Partnering with someone to invest in real estate allows your resources to be combined, with limited liability for each partner.
If the partnership faces losses, limited partners are liable for only their amount of capital contributions. One partner might have cash to contribute to a project and can allow you to have access to more properties for your portfolio, while the other partner may have better credit, or knowledge of investing in general. Bank financing might also be possible or less expensive once the partners’ resources are pooled.
#6: Federal Housing Administration (FHA) Loans
Because of this, the property that will be purchased must be appraised by an FHA-approved appraiser and meet certain conditions. There are also lower credit score requirements on FHA loans, and you may be able to put as little as 3.5 percent down. This makes these loans a good option for first-time buyers.
The downside is that you will pay more interest in the long run because of the lower down payment. You will also be required to pay an insurance premium upfront as well as annually.
#7: 203K Loans
A 203K loan is a loan that is used for both a home purchase and for home improvement. The loan is guaranteed by the FHA, so lenders are typically more willing to move forward with properties that they might otherwise deem a risky investment. It’s pretty easy to get approved for a 203K loan, but the process will be auto title loans in North Carolina time-consuming because the FHA and the lender have a lot of paperwork on their ends.
Keep in mind that the project has to be completed in 6 months. Also, you must pay an upfront mortgage insurance premium plus an ongoing monthly payment. However, 203K loans tend to have pretty fair interest rates compared to other loans.
#8: Conventional Loans
A conventional loan is obtained through a financial institution without any backing from the government. They require less paperwork than government insured loans and can be obtained more quickly. Qualifying for a conventional loan is a little bit more difficult and usually requires a higher credit score.

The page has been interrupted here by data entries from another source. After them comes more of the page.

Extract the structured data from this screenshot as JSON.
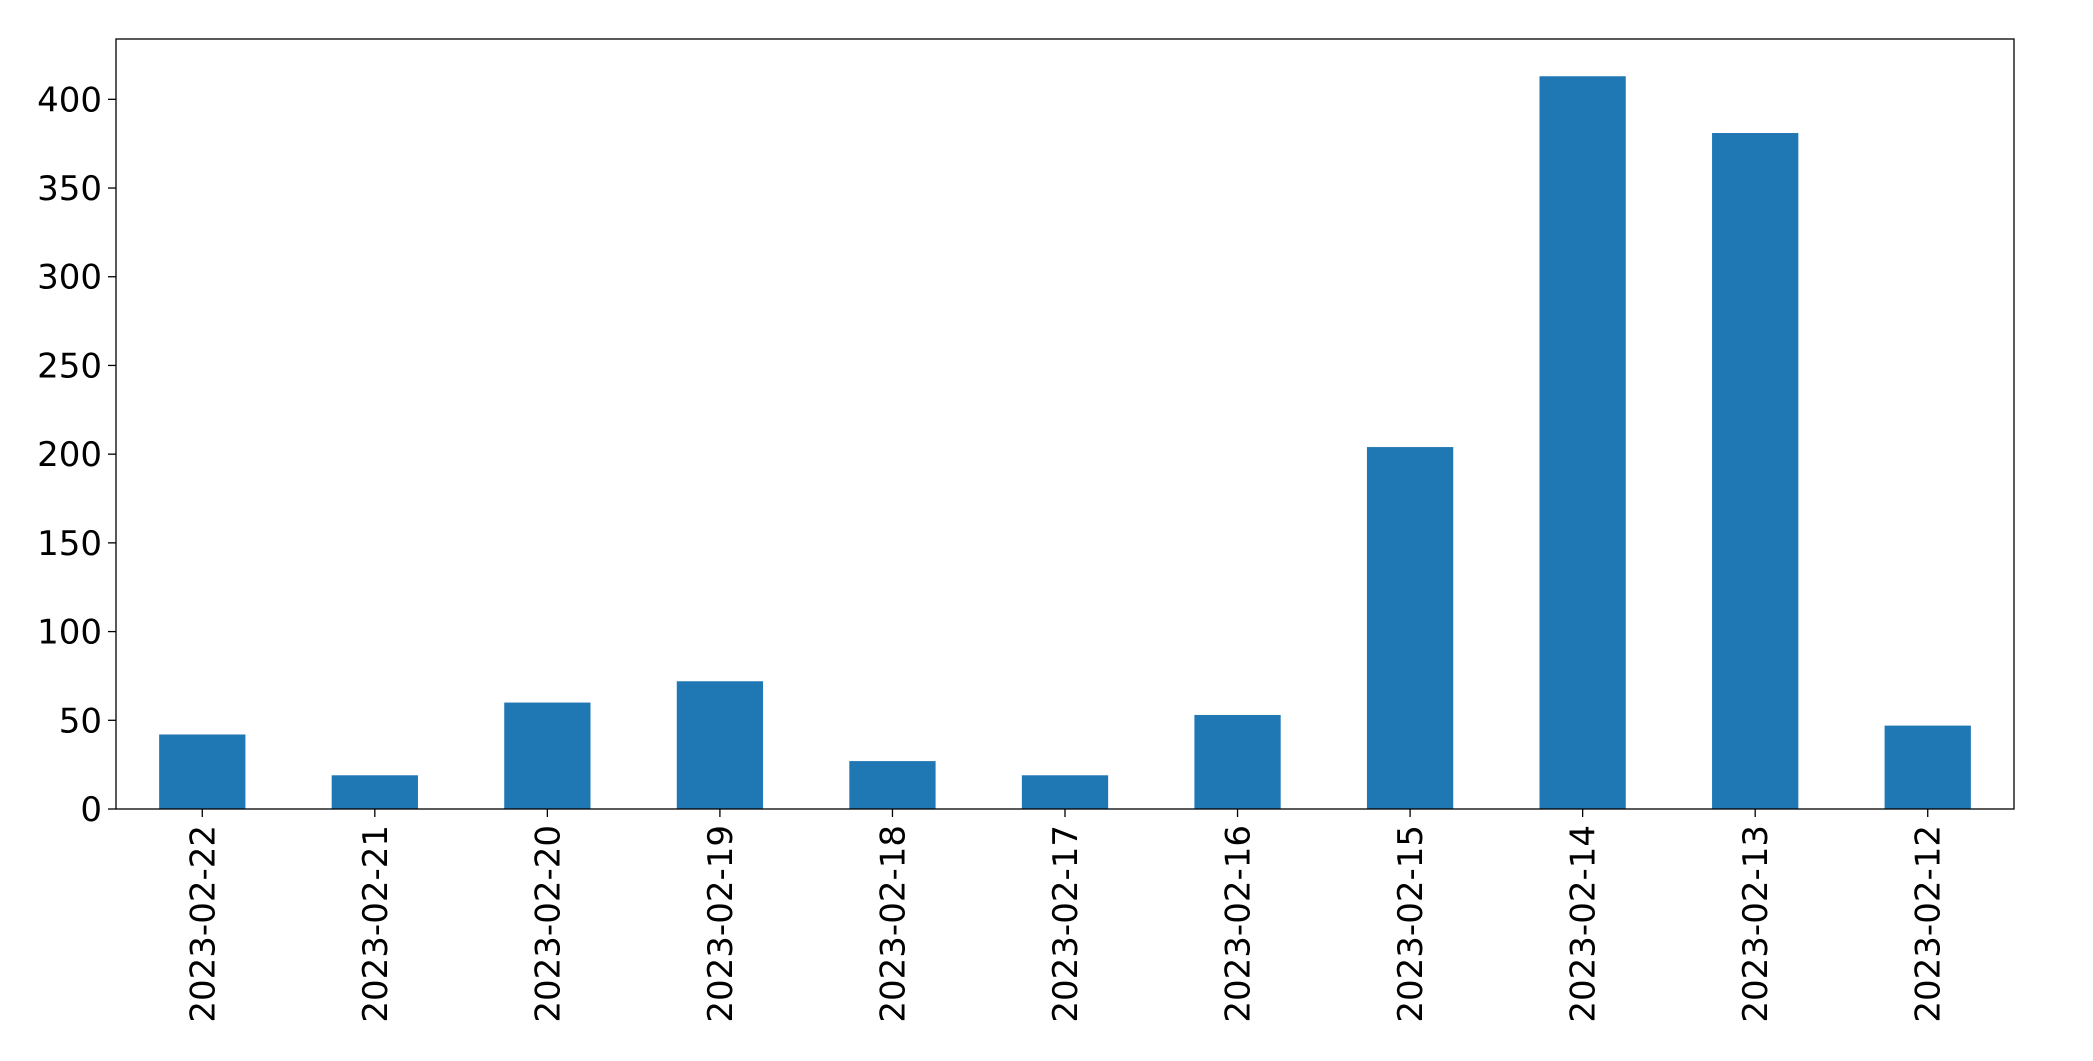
{
  "chart_data": {
    "type": "bar",
    "categories": [
      "2023-02-22",
      "2023-02-21",
      "2023-02-20",
      "2023-02-19",
      "2023-02-18",
      "2023-02-17",
      "2023-02-16",
      "2023-02-15",
      "2023-02-14",
      "2023-02-13",
      "2023-02-12"
    ],
    "values": [
      42,
      19,
      60,
      72,
      27,
      19,
      53,
      204,
      413,
      381,
      47
    ],
    "color": "#1f77b4",
    "ylim": [
      0,
      434
    ],
    "yticks": [
      0,
      50,
      100,
      150,
      200,
      250,
      300,
      350,
      400
    ],
    "grid": false
  }
}
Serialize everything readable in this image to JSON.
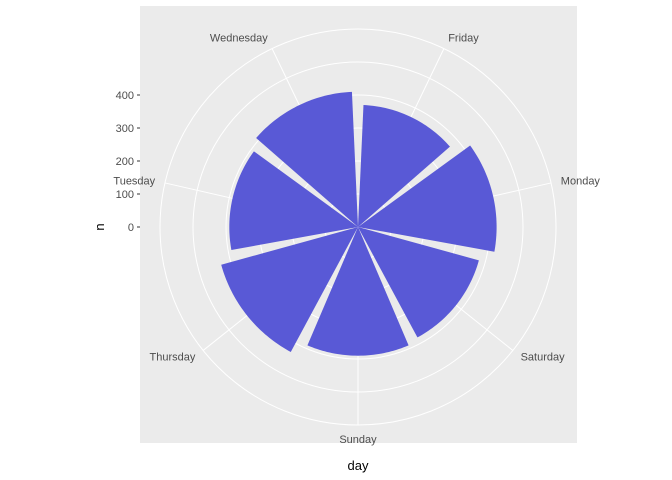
{
  "chart_data": {
    "type": "bar",
    "coord": "polar",
    "xlabel": "day",
    "ylabel": "n",
    "categories": [
      "Friday",
      "Monday",
      "Saturday",
      "Sunday",
      "Thursday",
      "Tuesday",
      "Wednesday"
    ],
    "values": [
      370,
      420,
      380,
      390,
      430,
      390,
      410
    ],
    "ylim": [
      0,
      600
    ],
    "yticks": [
      0,
      100,
      200,
      300,
      400
    ],
    "grid": true,
    "colors": {
      "bar": "#5959d6",
      "panel": "#ebebeb",
      "grid": "#ffffff",
      "text": "#4d4d4d"
    }
  }
}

With a conventional loan, a higher down payment is required, which allows equity to build up faster on the property. There may also be an option to pay insurance and taxes upfront, rather than adding it to each monthly payment. On the other hand, closing costs can’t be rolled into mortgage payments.

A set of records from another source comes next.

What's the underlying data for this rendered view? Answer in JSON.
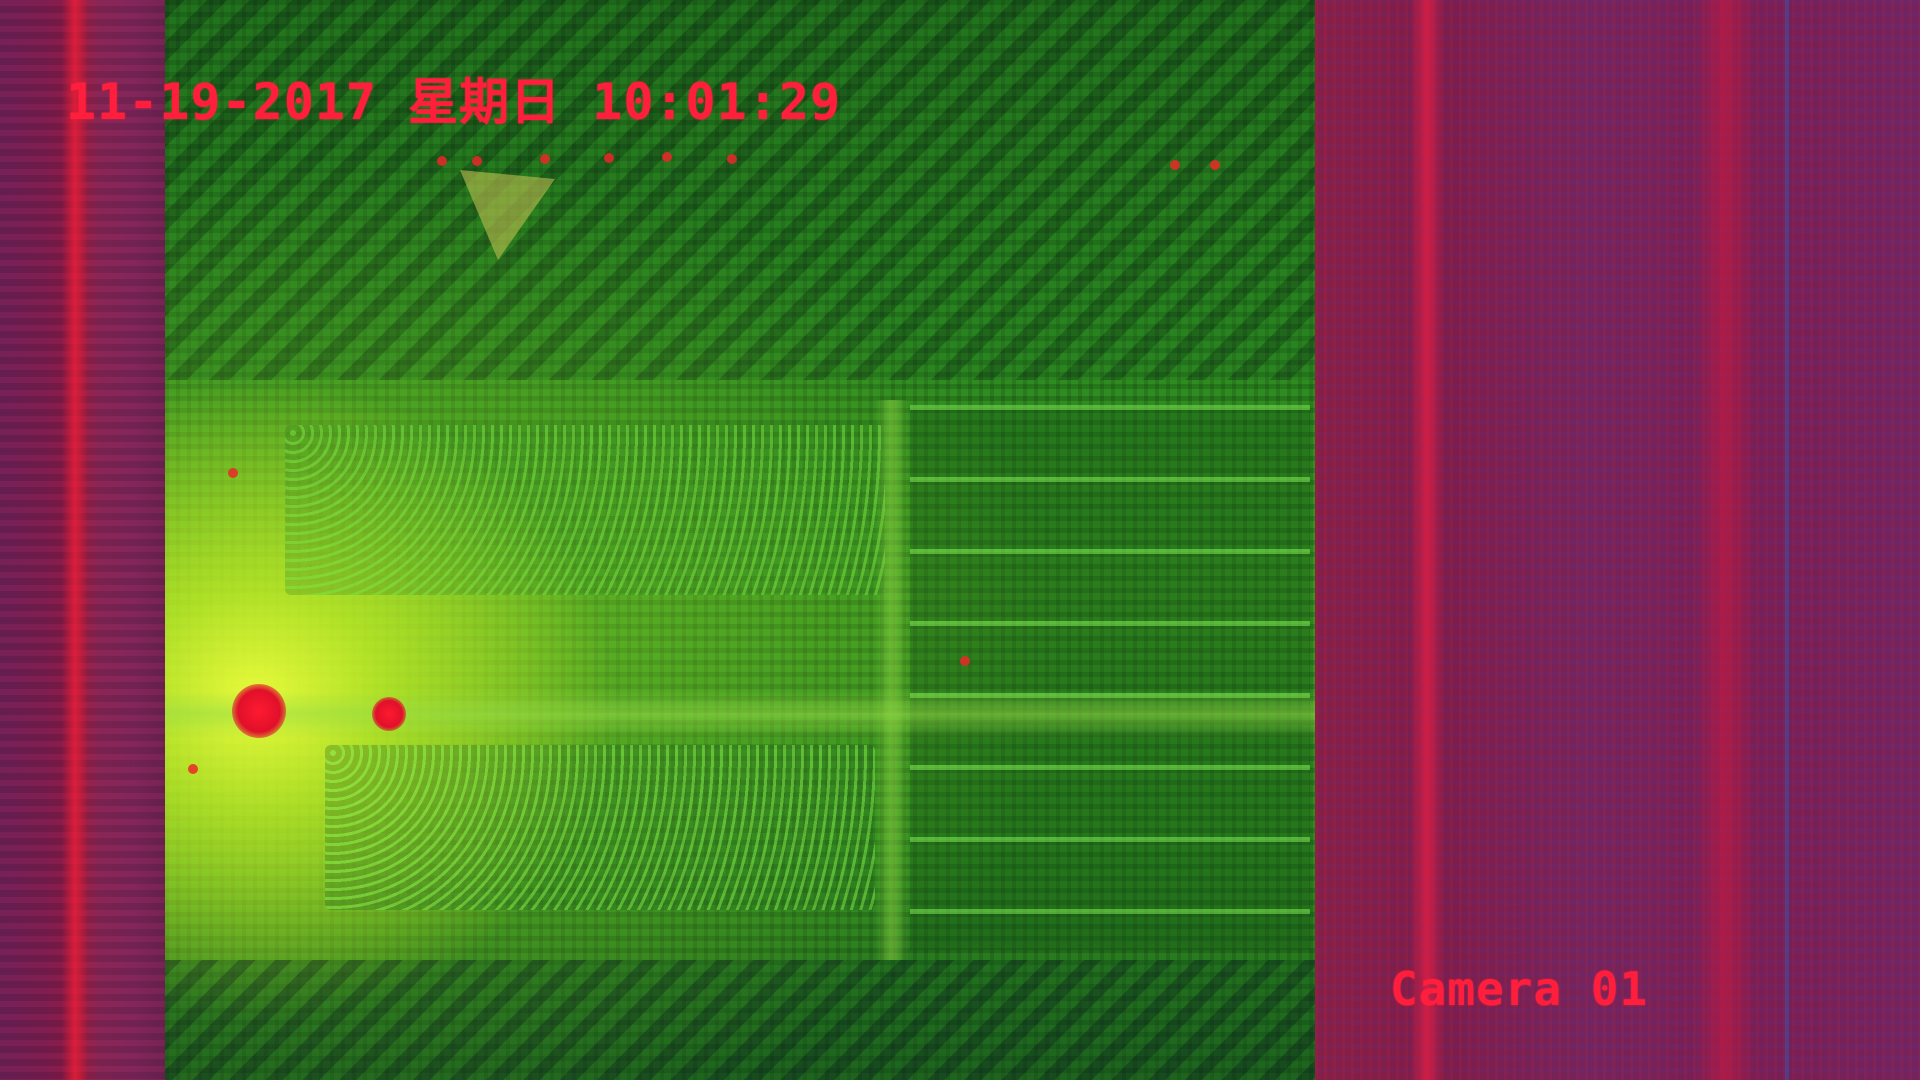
{
  "osd": {
    "timestamp": "11-19-2017 星期日 10:01:29",
    "camera_label": "Camera 01",
    "text_color": "#ff1e3c"
  },
  "scene": {
    "palette": {
      "field_green": "#2a8a22",
      "hot_yellow": "#f0ff3c",
      "hotspot_red": "#ff1a30",
      "border_magenta": "#6e2a66"
    }
  }
}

Investors use commercial loans for business purposes to fund capital expenditures, or business costs they aren’t able to afford. Arrangement between a financial institution and a business and is usually used to help with short-term needs, like operational costs.

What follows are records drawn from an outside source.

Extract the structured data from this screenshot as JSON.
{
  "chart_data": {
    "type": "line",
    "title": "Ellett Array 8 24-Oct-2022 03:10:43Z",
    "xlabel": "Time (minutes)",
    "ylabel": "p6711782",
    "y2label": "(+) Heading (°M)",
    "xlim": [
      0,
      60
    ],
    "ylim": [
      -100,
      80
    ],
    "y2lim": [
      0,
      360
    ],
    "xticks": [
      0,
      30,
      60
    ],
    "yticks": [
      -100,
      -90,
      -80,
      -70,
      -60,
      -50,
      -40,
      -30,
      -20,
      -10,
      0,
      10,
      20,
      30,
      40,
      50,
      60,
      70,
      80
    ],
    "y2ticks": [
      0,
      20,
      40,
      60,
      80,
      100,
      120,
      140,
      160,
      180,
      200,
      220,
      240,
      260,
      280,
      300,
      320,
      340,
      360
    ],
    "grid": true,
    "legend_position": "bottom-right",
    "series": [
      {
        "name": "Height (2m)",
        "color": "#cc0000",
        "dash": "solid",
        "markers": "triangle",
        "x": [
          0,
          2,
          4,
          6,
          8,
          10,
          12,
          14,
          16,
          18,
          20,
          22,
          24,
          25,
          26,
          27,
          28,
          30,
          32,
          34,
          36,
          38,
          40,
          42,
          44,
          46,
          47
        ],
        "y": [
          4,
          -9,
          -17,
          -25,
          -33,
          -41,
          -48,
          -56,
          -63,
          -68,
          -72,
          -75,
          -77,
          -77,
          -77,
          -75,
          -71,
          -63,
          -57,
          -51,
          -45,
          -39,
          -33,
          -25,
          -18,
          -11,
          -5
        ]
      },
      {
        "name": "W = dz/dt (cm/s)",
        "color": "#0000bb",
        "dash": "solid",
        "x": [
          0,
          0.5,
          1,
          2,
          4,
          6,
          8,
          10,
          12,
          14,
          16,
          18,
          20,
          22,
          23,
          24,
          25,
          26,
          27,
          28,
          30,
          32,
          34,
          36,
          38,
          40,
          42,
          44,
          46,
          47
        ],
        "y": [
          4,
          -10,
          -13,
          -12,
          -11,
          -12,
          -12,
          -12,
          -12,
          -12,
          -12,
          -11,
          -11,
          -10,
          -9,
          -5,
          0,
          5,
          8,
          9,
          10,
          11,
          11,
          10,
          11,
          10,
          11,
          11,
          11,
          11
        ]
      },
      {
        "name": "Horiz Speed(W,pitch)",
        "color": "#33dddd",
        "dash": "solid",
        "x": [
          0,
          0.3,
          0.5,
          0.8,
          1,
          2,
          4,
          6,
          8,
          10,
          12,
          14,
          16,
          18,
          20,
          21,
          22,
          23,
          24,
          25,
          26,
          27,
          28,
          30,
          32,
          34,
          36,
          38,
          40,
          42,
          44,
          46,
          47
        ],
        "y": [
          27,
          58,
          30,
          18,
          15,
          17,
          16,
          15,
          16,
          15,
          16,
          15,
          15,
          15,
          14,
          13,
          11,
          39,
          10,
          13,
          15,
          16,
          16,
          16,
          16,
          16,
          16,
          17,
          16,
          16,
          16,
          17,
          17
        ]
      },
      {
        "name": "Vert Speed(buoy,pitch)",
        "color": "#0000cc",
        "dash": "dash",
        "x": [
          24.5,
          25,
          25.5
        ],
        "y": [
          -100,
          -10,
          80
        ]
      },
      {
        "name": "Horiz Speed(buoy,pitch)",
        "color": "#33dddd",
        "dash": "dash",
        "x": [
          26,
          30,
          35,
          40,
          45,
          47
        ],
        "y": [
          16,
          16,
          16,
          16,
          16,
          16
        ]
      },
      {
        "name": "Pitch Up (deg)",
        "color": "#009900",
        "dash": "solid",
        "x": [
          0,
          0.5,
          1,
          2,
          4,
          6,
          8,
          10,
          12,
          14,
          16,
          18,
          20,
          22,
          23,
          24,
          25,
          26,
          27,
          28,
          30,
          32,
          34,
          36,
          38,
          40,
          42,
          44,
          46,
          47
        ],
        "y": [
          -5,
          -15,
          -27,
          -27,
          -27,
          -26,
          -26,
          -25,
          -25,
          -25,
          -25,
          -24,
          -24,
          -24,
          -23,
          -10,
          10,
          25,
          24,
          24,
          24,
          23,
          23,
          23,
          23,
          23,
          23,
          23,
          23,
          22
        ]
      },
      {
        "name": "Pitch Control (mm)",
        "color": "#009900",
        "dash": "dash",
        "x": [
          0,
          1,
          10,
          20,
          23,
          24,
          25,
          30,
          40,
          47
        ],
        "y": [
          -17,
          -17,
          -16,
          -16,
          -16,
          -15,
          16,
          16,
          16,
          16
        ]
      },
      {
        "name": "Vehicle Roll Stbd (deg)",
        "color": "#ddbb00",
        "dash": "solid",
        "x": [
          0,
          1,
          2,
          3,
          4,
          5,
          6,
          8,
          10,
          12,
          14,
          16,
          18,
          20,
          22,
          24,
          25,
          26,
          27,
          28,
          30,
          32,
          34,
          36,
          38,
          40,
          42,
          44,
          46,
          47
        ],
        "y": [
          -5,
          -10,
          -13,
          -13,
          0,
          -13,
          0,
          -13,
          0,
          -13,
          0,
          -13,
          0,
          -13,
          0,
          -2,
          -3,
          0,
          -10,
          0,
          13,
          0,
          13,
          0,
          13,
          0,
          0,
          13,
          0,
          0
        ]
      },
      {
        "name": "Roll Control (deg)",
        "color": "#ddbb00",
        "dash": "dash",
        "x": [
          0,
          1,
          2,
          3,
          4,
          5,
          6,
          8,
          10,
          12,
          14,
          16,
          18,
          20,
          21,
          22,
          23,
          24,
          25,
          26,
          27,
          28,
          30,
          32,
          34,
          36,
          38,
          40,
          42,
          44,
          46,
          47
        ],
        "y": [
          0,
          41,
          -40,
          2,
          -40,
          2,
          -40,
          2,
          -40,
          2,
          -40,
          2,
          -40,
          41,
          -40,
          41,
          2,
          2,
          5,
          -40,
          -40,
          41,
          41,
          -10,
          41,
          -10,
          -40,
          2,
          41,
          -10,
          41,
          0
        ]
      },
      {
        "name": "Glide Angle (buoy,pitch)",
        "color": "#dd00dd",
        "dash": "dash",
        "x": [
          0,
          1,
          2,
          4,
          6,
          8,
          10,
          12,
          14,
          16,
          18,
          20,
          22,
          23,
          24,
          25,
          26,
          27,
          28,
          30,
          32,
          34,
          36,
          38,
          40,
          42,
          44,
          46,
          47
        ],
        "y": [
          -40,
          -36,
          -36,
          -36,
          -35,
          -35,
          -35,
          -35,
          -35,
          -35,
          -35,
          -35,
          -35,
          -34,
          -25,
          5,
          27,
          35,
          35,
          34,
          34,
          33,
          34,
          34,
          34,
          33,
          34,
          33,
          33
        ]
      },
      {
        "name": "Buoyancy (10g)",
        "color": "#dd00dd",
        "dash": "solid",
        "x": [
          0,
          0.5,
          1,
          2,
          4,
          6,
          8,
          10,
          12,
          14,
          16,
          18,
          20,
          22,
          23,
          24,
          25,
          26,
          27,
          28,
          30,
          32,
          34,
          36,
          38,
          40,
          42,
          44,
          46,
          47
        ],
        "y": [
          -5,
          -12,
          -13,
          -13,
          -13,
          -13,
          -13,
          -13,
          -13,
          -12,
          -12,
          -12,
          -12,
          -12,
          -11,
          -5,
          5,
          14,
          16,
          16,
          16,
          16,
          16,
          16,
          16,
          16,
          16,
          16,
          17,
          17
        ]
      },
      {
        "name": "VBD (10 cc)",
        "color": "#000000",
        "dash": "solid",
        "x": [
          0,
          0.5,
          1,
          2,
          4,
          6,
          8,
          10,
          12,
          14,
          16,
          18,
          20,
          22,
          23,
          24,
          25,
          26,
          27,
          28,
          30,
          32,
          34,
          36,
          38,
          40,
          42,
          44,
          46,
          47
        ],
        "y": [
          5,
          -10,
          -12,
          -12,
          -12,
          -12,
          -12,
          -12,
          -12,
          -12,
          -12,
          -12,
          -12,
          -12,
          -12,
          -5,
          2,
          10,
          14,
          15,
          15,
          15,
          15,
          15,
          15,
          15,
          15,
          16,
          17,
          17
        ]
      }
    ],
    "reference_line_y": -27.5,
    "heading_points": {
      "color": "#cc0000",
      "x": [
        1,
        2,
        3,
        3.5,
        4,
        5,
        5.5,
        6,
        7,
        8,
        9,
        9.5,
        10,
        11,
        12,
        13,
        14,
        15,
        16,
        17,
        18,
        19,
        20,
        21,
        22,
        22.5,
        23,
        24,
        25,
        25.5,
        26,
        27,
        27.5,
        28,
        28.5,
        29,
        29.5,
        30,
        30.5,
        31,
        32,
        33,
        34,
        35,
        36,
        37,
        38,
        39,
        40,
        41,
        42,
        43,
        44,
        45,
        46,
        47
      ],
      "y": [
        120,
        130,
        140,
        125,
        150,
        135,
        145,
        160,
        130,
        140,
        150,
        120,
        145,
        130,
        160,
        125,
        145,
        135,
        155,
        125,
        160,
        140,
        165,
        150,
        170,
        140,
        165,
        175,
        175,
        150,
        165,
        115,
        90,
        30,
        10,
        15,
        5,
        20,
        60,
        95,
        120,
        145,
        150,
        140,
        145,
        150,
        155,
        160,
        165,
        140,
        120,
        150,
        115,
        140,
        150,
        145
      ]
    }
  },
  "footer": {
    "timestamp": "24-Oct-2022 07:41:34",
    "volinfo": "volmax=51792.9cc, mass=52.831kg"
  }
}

These loans do rely on creditworthiness, and the interest rate to be expected is the prime lending rate at the time the loan is issued. There is a pretty high down payment required for commercial loans, which is usually between 20-30%mercial loans can be for varying time periods, whether it be 3 years or less, or between 5 – 20 years.
#10: 401K Retirement Fund Loan
Some employer-sponsored retirement plans may offer loans called 401K Retirement Fund Loans. These are split between general loans and principal residence loans. General loans can be taken for 5 years for any reason. Principal residence loans are usually for under 10 years and are used to purchase a home you intend to live in full-time
Interest on 401K Retirement Fund Loans is usually one or two percent higher than the prime rate, but the interest you pay goes back to your 401K. Watch out, because most plans charge a 10% penalty if you lose your job and don’t repay the loan in 90 days.